Lifecycle hooks that fire around tool execution. All are `Option<Arc<dyn Fn(...)>>` on `AgentLoopConfig`.

| Hook | Signature | Status | Fires When |
|------|-----------|--------|------------|
| `before_tool_execution` | `(tool_name, tool_call_id, args) -> bool` | [EXISTS] | Before `ToolExecutionStart`; return `false` to skip the call |
| `after_tool_execution` | `(tool_name, tool_call_id, is_error)` | [EXISTS] | After `ToolExecutionEnd` |
| `before_tool_execution_update` | `(tool_name, tool_call_id, text) -> bool` | [EXISTS] | Before each `ToolExecutionUpdate`; return `false` to suppress the event |
| `after_tool_execution_update` | `(tool_name, tool_call_id, text)` | [EXISTS] | After each `ToolExecutionUpdate` (only if not suppressed) |

**Hook ordering**: Hooks fire strictly before their paired event is emitted.

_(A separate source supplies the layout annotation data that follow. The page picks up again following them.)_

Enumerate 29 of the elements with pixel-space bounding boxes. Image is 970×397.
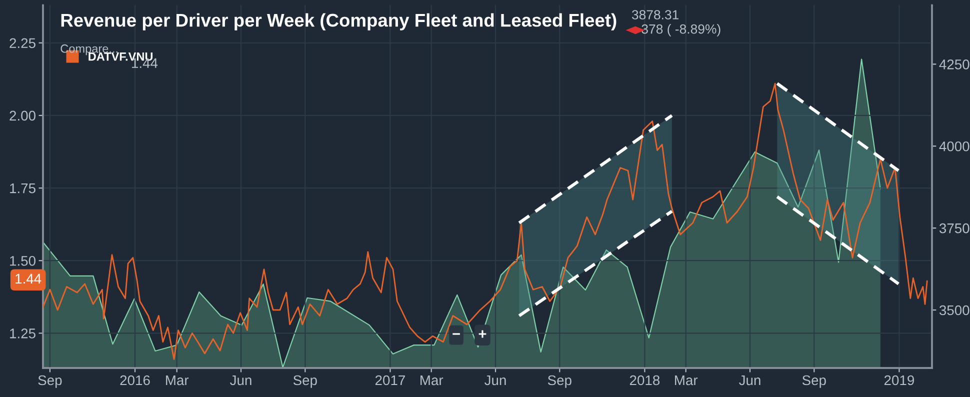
x-tick-label: Sep	[38, 375, 62, 388]
x-tick-label: 2016	[120, 375, 150, 386]
text: 1.44	[16, 274, 42, 284]
y-tick-label: 2.25	[10, 38, 36, 48]
x-tick-label: Jun	[230, 375, 252, 386]
annotation: 378 ( -8.89%)	[642, 24, 720, 36]
x-tick-label: Sep	[802, 375, 826, 388]
y2-tick-label: 3500	[939, 305, 970, 316]
x-tick-label: 2019	[884, 375, 914, 386]
y-tick-label: 1.25	[10, 328, 36, 338]
x-tick-label: Jun	[739, 375, 760, 386]
x-tick-label: Jun	[484, 375, 506, 386]
y-tick-label: 2.00	[10, 110, 36, 121]
annotation: +	[478, 330, 486, 338]
y2-tick-label: 4250	[939, 59, 970, 70]
x-tick-label: 2018	[630, 375, 660, 386]
y2-tick-label: 4000	[939, 141, 970, 152]
y2-tick-label: 3750	[939, 223, 970, 234]
annotation: −	[452, 333, 460, 335]
x-tick-label: Mar	[166, 375, 189, 386]
chart-title: Revenue per Driver per Week (Company Fleet and Leased Fleet)	[61, 13, 616, 30]
y-tick-label: 1.50	[10, 256, 36, 266]
annotation: 3878.31	[632, 10, 679, 20]
x-tick-label: 2017	[375, 375, 405, 386]
x-tick-label: Mar	[675, 375, 698, 386]
x-tick-label: Sep	[548, 375, 572, 388]
x-tick-label: Sep	[293, 375, 317, 388]
x-tick-label: Mar	[420, 375, 444, 386]
y-tick-label: 1.75	[10, 184, 36, 194]
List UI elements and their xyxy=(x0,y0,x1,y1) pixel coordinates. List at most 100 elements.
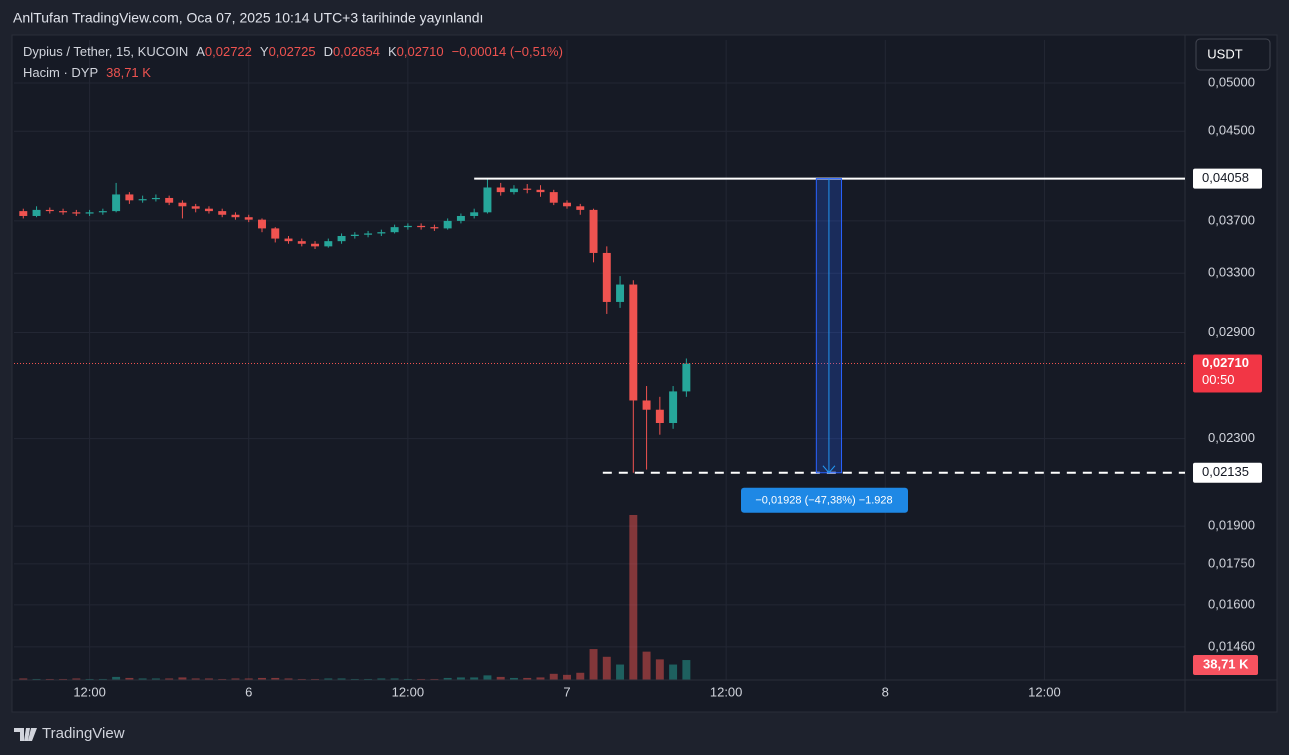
candle-body xyxy=(138,199,147,201)
volume-bar xyxy=(218,678,227,680)
change: −0,00014 (−0,51%) xyxy=(452,44,563,59)
volume-bar xyxy=(629,515,638,680)
volume-bar xyxy=(443,677,452,680)
candle-body xyxy=(629,284,638,401)
volume-bar xyxy=(72,678,81,680)
y-tick-label: 0,01900 xyxy=(1208,518,1255,533)
volume-bar xyxy=(165,678,174,680)
volume-bar xyxy=(589,649,598,680)
candle-body xyxy=(258,219,266,229)
volume-legend: Hacim · DYP 38,71 K xyxy=(23,65,151,80)
volume-bar xyxy=(271,677,280,680)
volume-bar xyxy=(178,677,187,680)
candle-body xyxy=(390,227,399,233)
candle-body xyxy=(536,189,545,193)
candle-body xyxy=(669,391,678,424)
candle-body xyxy=(403,225,412,228)
candle-body xyxy=(350,234,359,237)
volume-bar xyxy=(337,678,346,680)
candle-body xyxy=(523,188,532,190)
volume-bar xyxy=(45,678,54,680)
candle-body xyxy=(72,212,81,214)
candle-body xyxy=(642,400,651,410)
volume-bar xyxy=(523,677,532,680)
ohlc-key: A xyxy=(196,44,205,59)
candle-body xyxy=(589,209,598,253)
publisher: AnlTufan TradingView.com, Oca 07, 2025 1… xyxy=(13,10,483,26)
brand: TradingView xyxy=(42,725,125,742)
ohlc-value: 0,02722 xyxy=(205,44,252,59)
volume-bar xyxy=(324,678,333,680)
y-tick-label: 0,03300 xyxy=(1208,265,1255,280)
candle-body xyxy=(377,232,386,234)
volume-bar xyxy=(417,678,426,680)
candle-body xyxy=(45,209,54,212)
candle-body xyxy=(284,238,293,242)
ohlc-value: 0,02654 xyxy=(333,44,380,59)
ohlc-key: K xyxy=(388,44,397,59)
volume-title: Hacim · DYP xyxy=(23,65,98,80)
volume-bar xyxy=(191,678,200,680)
volume-bar xyxy=(98,678,107,680)
x-tick-label: 8 xyxy=(882,684,889,699)
volume-bar xyxy=(509,677,518,680)
candle-body xyxy=(311,243,320,247)
candle-body xyxy=(616,284,625,302)
candle-body xyxy=(85,212,94,214)
y-tick-label: 0,03700 xyxy=(1208,212,1255,227)
candle-body xyxy=(509,188,518,193)
volume-badge xyxy=(1193,655,1258,675)
volume-bar xyxy=(19,678,28,680)
y-tick-label: 0,02900 xyxy=(1208,324,1255,339)
currency-button[interactable] xyxy=(1195,38,1271,71)
candle-body xyxy=(324,241,333,247)
price-badge-label: 0,02135 xyxy=(1202,464,1249,479)
x-tick-label: 12:00 xyxy=(1028,684,1061,699)
volume-bar xyxy=(669,664,678,680)
measure-label-box xyxy=(741,487,908,513)
y-tick-label: 0,05000 xyxy=(1208,74,1255,89)
last-price-badge xyxy=(1193,354,1262,393)
volume-bar xyxy=(138,678,147,680)
candle-body xyxy=(19,211,28,216)
candle-body xyxy=(443,220,452,229)
x-tick-label: 7 xyxy=(563,684,570,699)
plot-area xyxy=(14,40,1185,680)
volume-bar xyxy=(85,678,94,680)
candle-body xyxy=(682,363,691,392)
volume-bar xyxy=(364,678,373,680)
price-badge xyxy=(1193,168,1262,189)
footer-logo: TradingView xyxy=(14,725,125,742)
volume-bar xyxy=(456,677,465,680)
candle-body xyxy=(218,211,227,215)
candle-body xyxy=(204,208,213,212)
volume-bar xyxy=(403,678,412,680)
volume-bar xyxy=(32,678,41,680)
candle-body xyxy=(231,214,240,218)
volume-bar xyxy=(151,678,160,680)
candle-body xyxy=(602,252,611,302)
volume-bar xyxy=(231,678,240,680)
volume-bar xyxy=(563,674,571,680)
legend: Dypius / Tether, 15, KUCOIN A0,02722 Y 0,02… xyxy=(23,44,563,59)
ohlc-key: Y xyxy=(260,44,269,59)
volume-bar xyxy=(284,678,293,680)
ohlc-key: D xyxy=(324,44,333,59)
currency[interactable]: USDT xyxy=(1207,46,1242,61)
price-badge xyxy=(1193,462,1262,483)
y-tick-label: 0,04500 xyxy=(1208,123,1255,138)
candle-body xyxy=(271,228,280,239)
volume-bar xyxy=(655,659,664,680)
candle-body xyxy=(98,211,107,213)
volume-bar xyxy=(59,678,68,680)
candle-body xyxy=(576,206,585,210)
symbol: Dypius / Tether, 15, KUCOIN xyxy=(23,44,188,59)
candle-body xyxy=(59,211,68,213)
measure-arrowhead xyxy=(822,465,836,474)
volume-bar xyxy=(390,678,399,680)
countdown: 00:50 xyxy=(1202,372,1235,387)
x-tick-label: 12:00 xyxy=(73,684,106,699)
x-tick-label: 6 xyxy=(245,684,252,699)
volume-bar xyxy=(682,660,691,680)
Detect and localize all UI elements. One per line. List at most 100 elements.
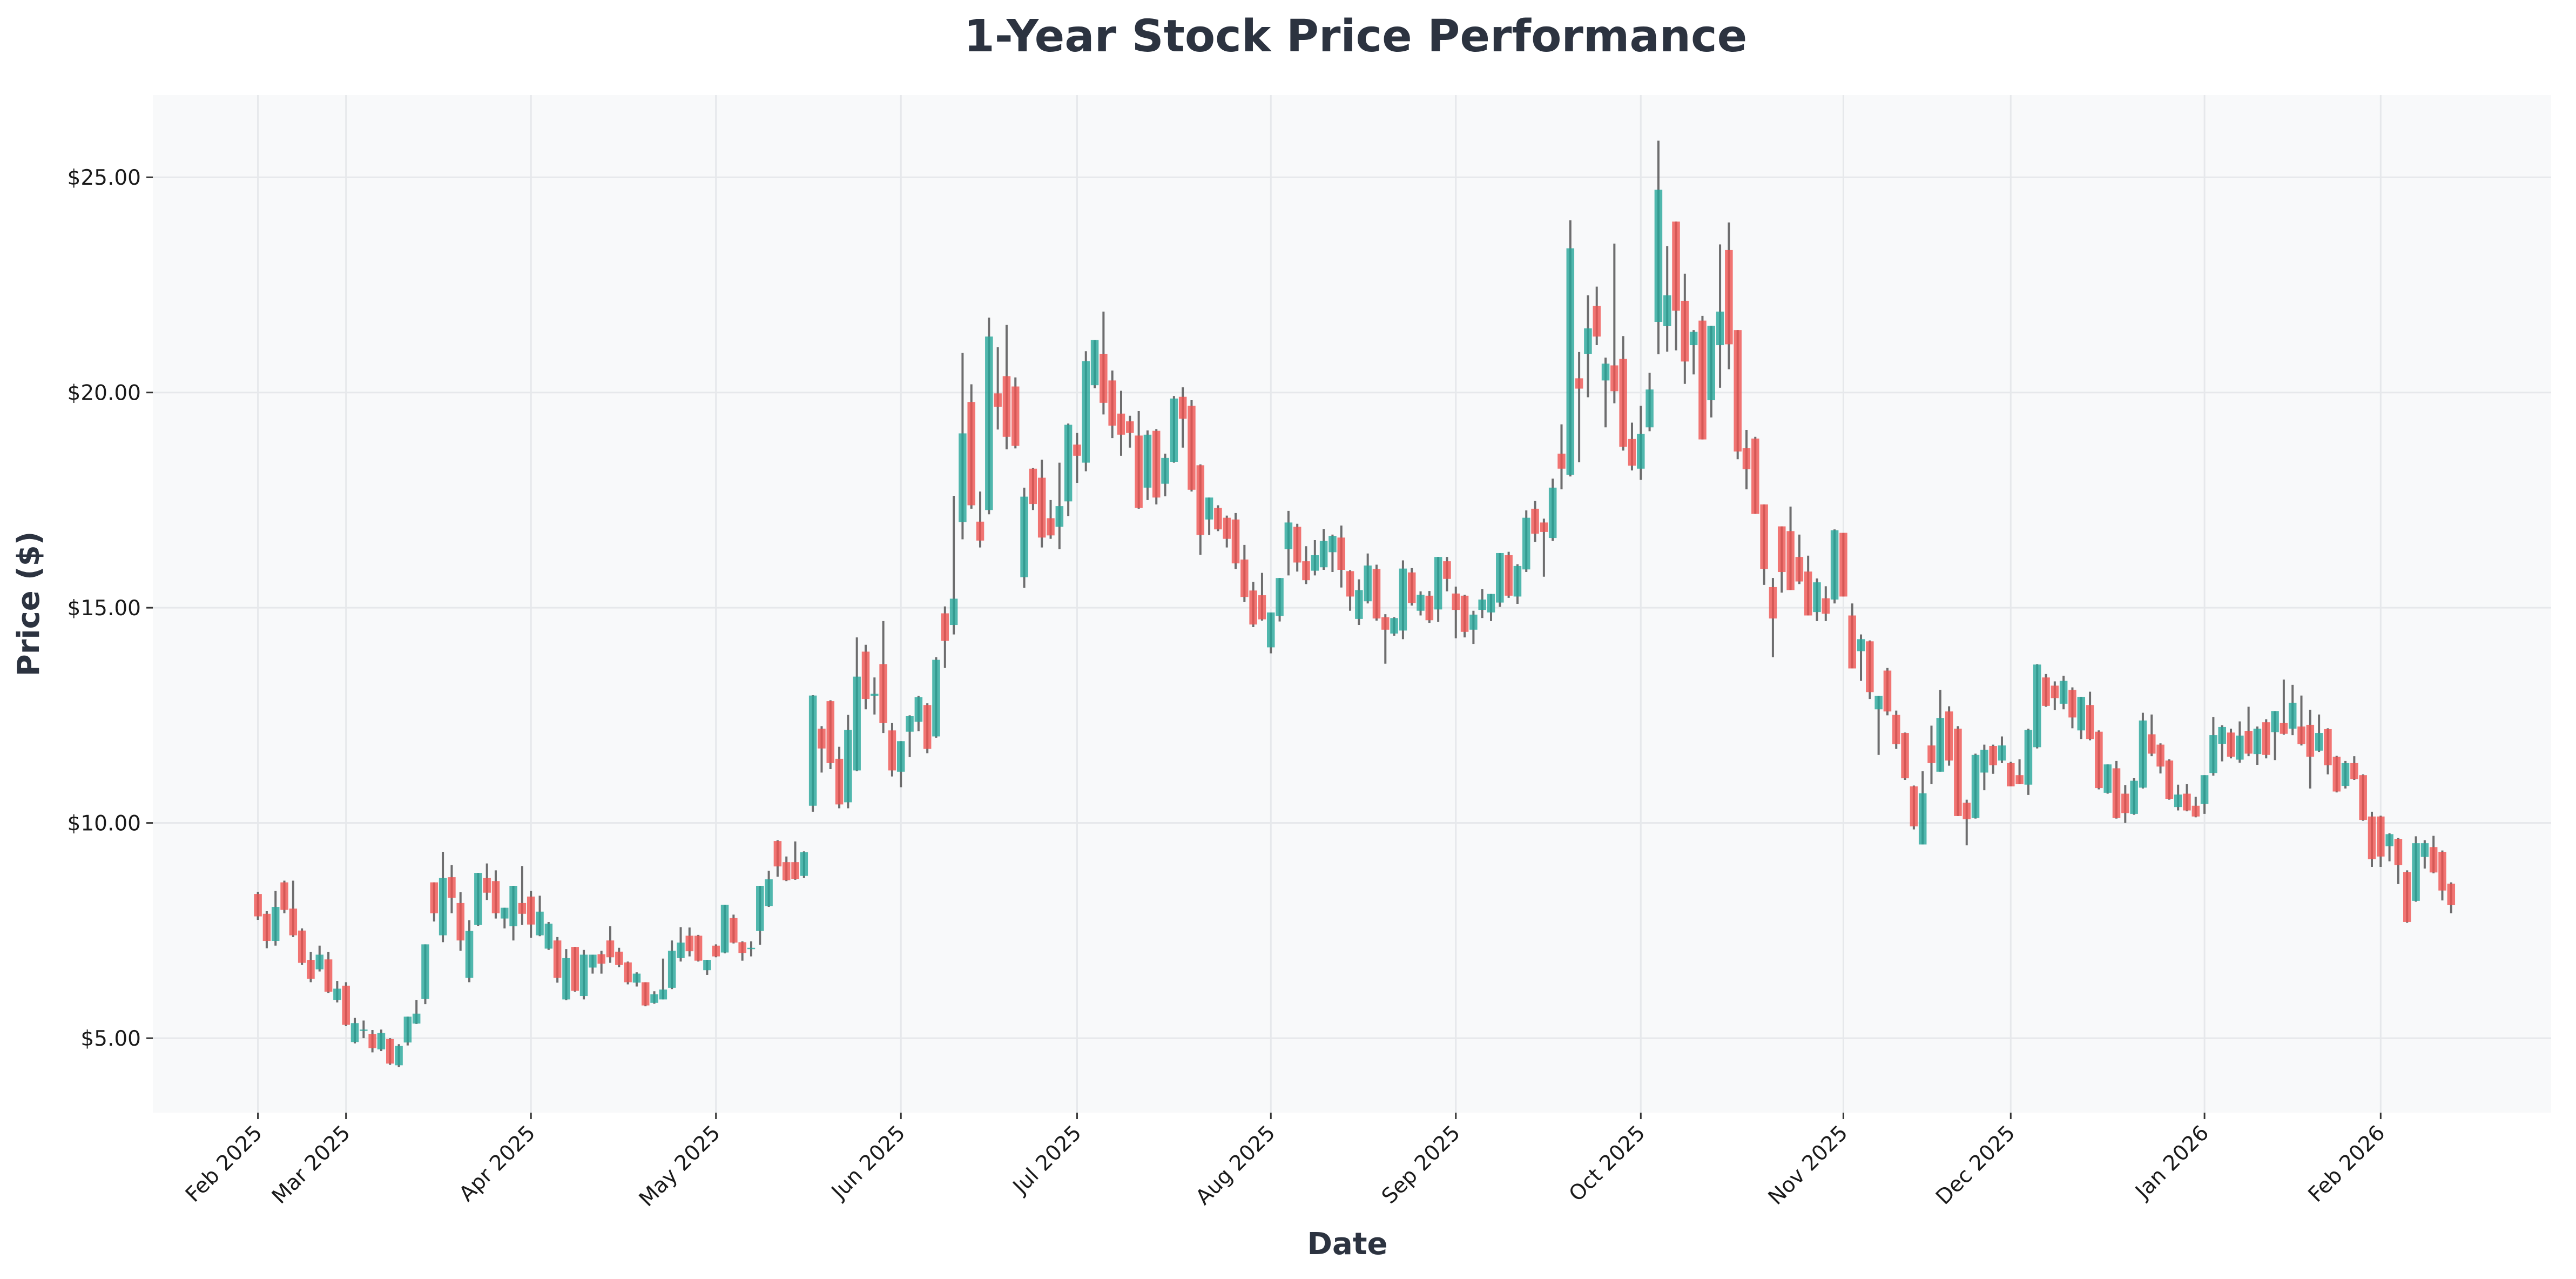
candle-down: [527, 891, 535, 938]
candle-body: [2148, 734, 2156, 754]
candle-body: [1478, 600, 1486, 610]
candle-down: [1037, 460, 1046, 548]
candle-up: [1513, 564, 1522, 604]
candle-up: [360, 1020, 368, 1039]
candle-down: [923, 703, 932, 753]
candle-body: [1707, 326, 1715, 401]
candle-body: [1364, 566, 1372, 602]
x-tick-label: Feb 2026: [2304, 1121, 2390, 1207]
candle-body: [448, 877, 456, 898]
candle-body: [2121, 793, 2129, 813]
candle-up: [765, 871, 773, 907]
candle-down: [1452, 587, 1460, 638]
candle-up: [932, 657, 940, 738]
candle-down: [1910, 785, 1918, 830]
candle-body: [720, 905, 729, 953]
candle-body: [624, 962, 632, 982]
candle-down: [1443, 557, 1451, 591]
candle-down: [1249, 582, 1257, 628]
candle-body: [1417, 595, 1425, 611]
candle-up: [333, 981, 341, 1002]
candle-up: [1566, 220, 1575, 477]
candle-body: [1945, 711, 1953, 761]
candle-body: [2429, 847, 2438, 873]
candle-body: [262, 913, 271, 941]
candle-up: [659, 958, 667, 1000]
candle-up: [650, 991, 658, 1004]
candle-body: [2033, 664, 2041, 748]
candle-body: [1725, 250, 1733, 345]
candle-down: [298, 928, 306, 965]
candle-up: [667, 940, 676, 989]
candle-body: [1628, 439, 1636, 466]
candle-up: [1646, 373, 1654, 432]
candle-body: [1143, 434, 1152, 488]
candle-down: [2148, 714, 2156, 757]
candle-up: [1874, 696, 1883, 755]
candle-body: [1020, 496, 1028, 577]
candle-body: [703, 960, 711, 971]
candle-body: [2095, 731, 2103, 789]
candle-body: [350, 1023, 359, 1042]
candle-up: [589, 954, 597, 974]
candle-body: [1276, 578, 1284, 616]
y-tick-label: $20.00: [68, 381, 141, 406]
candle-body: [1918, 793, 1927, 845]
candle-body: [1082, 361, 1090, 463]
candle-down: [2156, 743, 2164, 773]
candle-down: [738, 941, 746, 961]
candle-body: [1698, 320, 1707, 440]
candle-down: [2227, 729, 2235, 759]
candle-body: [2262, 722, 2270, 755]
candle-body: [932, 659, 940, 737]
candle-body: [1813, 582, 1821, 612]
candle-body: [967, 402, 975, 506]
candle-up: [1082, 351, 1090, 472]
candle-body: [1178, 396, 1187, 419]
candle-body: [1786, 531, 1795, 590]
candle-body: [2051, 685, 2059, 698]
candle-body: [879, 664, 887, 723]
candle-body: [667, 951, 676, 988]
candle-body: [888, 730, 896, 771]
candle-up: [1161, 453, 1169, 496]
candle-up: [2412, 836, 2420, 902]
candle-down: [685, 927, 694, 957]
candle-body: [1372, 569, 1381, 619]
candle-down: [1742, 430, 1751, 490]
candle-down: [782, 856, 791, 881]
candle-body: [659, 989, 667, 1000]
candle-up: [2288, 684, 2297, 736]
candle-down: [1698, 315, 1707, 440]
candle-body: [1998, 745, 2006, 761]
plot-area: [153, 95, 2551, 1113]
candle-body: [2244, 731, 2253, 754]
candle-up: [632, 972, 641, 987]
candle-body: [501, 907, 509, 919]
candle-body: [730, 918, 738, 943]
candle-body: [826, 701, 834, 763]
candle-down: [2244, 706, 2253, 757]
candle-down: [518, 866, 527, 925]
candle-body: [1575, 378, 1583, 389]
candle-body: [756, 886, 764, 931]
candle-body: [1443, 561, 1451, 579]
candle-body: [747, 947, 756, 950]
candle-body: [853, 676, 861, 771]
candle-body: [2253, 729, 2262, 755]
candle-body: [1901, 733, 1909, 778]
candle-down: [1002, 325, 1011, 449]
candle-body: [2412, 843, 2420, 901]
candle-down: [2377, 816, 2385, 867]
candle-up: [421, 944, 429, 1005]
candle-down: [1196, 464, 1205, 555]
candle-up: [2103, 764, 2112, 794]
candle-down: [2112, 760, 2121, 819]
candle-up: [800, 851, 808, 878]
candle-body: [1866, 641, 1874, 692]
candle-body: [1963, 803, 1971, 819]
candle-body: [712, 945, 720, 957]
candle-body: [368, 1034, 376, 1048]
candle-body: [518, 903, 527, 914]
candle-body: [782, 862, 791, 880]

When `before_tool_execution` returns `false`, no `ToolExecutionStart`/`End` events are emitted; a synthetic error `ToolResult` is sent to the LLM so it knows the call was skipped.

---

## Code Reference

| Concept | File |
|---------|------|
| `AgentTool` trait, `ToolContext`, `ToolResult`, `ToolError`, `ToolExecutionStrategy` | `src/types/tool.rs` |
| `ToolUpdateFn`, `ProgressFn` type aliases | `src/types/tool.rs` |
| Tool dispatch, `execute_tool_calls`, `execute_single_tool`, `skip_tool_call` | `src/agent_loop/tools.rs` |
| `SubAgentTool` | `src/agents/sub_agent.rs` |
| Built-in tools (`BashTool`, `ReadFileTool`, etc.) | `src/tools/` |
| `OpenApiToolAdapter` | `src/openapi/adapter.rs` |
| `McpToolAdapter` | `src/mcp/tool_adapter.rs` |
| Tool callback type aliases (`BeforeToolExecutionFn`, etc.) | `src/agent_loop/config.rs` |
| `ToolDefinition` (schema sent to LLM, not executable) | `src/provider/traits.rs` |

---

## Conceptual Notes

- **Tool Permission System** [CONCEPTUAL] -- The plan includes an Agent-level Permissions tab with include/exclude rules for allowed/denied actions. This would gate tool execution at a higher level than the `before_tool_execution` hook.
- **Tool Result Streaming to LLM** [CONCEPTUAL] -- Currently `on_update` partial results are UI-only. A future design could allow streaming tool results to the LLM mid-execution for real-time reasoning.
- **ToolDefinition vs AgentTool Split** -- `ToolDefinition` (in `provider/traits.rs`) is the schema half sent to the LLM; `AgentTool` (in `types/tool.rs`) is the executable half. The agent loop bridges them: converts `AgentTool` to `ToolDefinition` before streaming, then matches `ToolCall` content back to `AgentTool` by name for execution.